C’est une première étape qu’il faut saluer, mais ces moyens dégagés ne sont clairement pas à la hauteur des enjeux et des défis à venir ! A titre d’exemple, les SDIS disposent seulement de 3 700 camion-citerne feux de forêt sur l’ensemble du territoire national, alors qu’il en faudrait 10 000 selon la Fédération nationale des sapeurs-pompiers de France. Pour mémoire, le cout unitaire de ces équipements est estimé à 200 000€. De même, la fédération estime à 250 000 sapeurs-pompiers volontaires et 50 000 sapeurs-pompiers professionnels le nombre de pompiers nécessaires pour apporter une réponse opérationnelle à la hauteur des enjeux à l’horizon 2027. Plusieurs propositions ont été avancées pour enfin donner aux SDIS les moyens financiers dont ils ont besoin et favoriser le recrutement de nouveaux effectifs.

Augmentation de la part de TSCA attribuée aux départements par un rééquilibrage entre les différents bénéficiaires sans forcément de hausses d’impôts - Exonération du malus écologique à l’achat de véhicules - Exonération de la taxe intérieure de consommation sur les produits énergétiques .

  • - Exonération fiscale ou sociale pour les employeurs de sapeurs-pompiers volontaires et/ou complément de la subrogation versée à l’employeur. Il convient de les examiner rapidement. Oui, les moyens supplémentaires nécessaires ont un cout certain, mais ils doivent être rapportés à la « valeur du sauvé ». En ce qui concerne plus particulièrement le massif forestier des Landes de Gascogne, nous proposons que ce massif devienne un « territoire pilote » face aux risques feux de forêt mais également aux risques climatiques.
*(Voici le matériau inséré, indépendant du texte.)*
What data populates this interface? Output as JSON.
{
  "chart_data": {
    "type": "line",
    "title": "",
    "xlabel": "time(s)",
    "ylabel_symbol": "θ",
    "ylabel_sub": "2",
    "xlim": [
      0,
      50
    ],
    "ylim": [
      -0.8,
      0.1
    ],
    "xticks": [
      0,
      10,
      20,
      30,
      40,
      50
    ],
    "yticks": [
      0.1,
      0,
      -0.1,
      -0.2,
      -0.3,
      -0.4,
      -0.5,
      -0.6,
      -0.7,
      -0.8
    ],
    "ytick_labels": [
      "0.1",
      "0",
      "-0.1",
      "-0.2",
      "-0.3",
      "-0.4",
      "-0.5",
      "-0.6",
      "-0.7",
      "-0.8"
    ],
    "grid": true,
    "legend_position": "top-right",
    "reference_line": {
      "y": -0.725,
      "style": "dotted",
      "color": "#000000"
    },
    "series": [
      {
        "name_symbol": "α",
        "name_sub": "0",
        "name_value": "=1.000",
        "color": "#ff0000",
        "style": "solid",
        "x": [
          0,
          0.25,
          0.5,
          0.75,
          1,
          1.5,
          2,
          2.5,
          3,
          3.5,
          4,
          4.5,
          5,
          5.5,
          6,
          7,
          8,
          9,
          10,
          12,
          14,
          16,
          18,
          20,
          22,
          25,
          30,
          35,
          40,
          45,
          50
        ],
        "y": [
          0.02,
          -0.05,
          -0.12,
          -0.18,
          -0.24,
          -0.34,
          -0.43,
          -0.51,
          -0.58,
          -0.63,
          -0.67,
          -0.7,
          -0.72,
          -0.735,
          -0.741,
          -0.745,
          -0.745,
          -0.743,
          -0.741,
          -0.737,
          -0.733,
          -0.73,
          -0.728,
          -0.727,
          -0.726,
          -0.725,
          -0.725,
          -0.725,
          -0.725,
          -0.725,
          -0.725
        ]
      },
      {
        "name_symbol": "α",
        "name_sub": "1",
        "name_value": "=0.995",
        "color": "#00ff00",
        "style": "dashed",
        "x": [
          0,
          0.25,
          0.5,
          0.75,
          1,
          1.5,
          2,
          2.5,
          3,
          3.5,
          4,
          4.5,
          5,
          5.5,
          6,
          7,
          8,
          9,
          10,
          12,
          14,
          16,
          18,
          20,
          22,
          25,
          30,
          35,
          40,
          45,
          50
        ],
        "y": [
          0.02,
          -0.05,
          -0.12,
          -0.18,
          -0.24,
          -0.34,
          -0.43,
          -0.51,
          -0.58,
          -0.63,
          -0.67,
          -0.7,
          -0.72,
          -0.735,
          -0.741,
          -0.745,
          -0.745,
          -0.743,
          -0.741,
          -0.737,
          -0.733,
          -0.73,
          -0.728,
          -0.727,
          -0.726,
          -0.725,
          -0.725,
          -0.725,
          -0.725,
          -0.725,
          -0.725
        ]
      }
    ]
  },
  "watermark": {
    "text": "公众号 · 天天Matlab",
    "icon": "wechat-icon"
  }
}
Nous proposons également que soit pré-positionnées sur nos territoires durant la période critique des forces d’intervention aériennes qui pourront ainsi rayonner sur l’ensemble du SudOuest. La multiplication de « pélicandromes » ou de points de ravitaillement sont intéressants, mais ils ne sont pas suffisants.

  • Nous demandons également la création d’une unité d’intervention de la sécurité civile dans la région du massif des Landes de Gascogne. Ces renforcements par l’Etat des moyens des SDIS des territoires des Landes de Gascogne mais plus globalement des SDIS de France est une urgence absolue; La sécurité civile ne pourra continuer à être financée essentiellement par les collectivités et acteurs locaux ! Les Présidentes et Présidents de SDIS sont tous en train de préparer leur budget 2023 et en leur nom je tire aujourd’hui publiquement la sonnette d’alarme. De nombreux SDIS se trouvent aujourd’hui dans l’obligation d’envisager d’augmenter les contributions des Départements et du bloc communal de plus de 10% pour uniquement faire face à l’explosion du cout de l’énergie et du carburant ! Il est à ce titre indispensable que les SDIS puissent bénéficier d’un bouclier tarifaire au regard de leurs missions, ce qui n’est pas le cas aujourd’hui ! Je conclurai en citant mon collègue et ami Jean-Luc Gleyze : « Il n’est pas acceptable que notre massif, patrimoine forestier commun venu des générations antérieures soit parti en fumée pour rien. » C’est notre responsabilité, c’est notre devoir.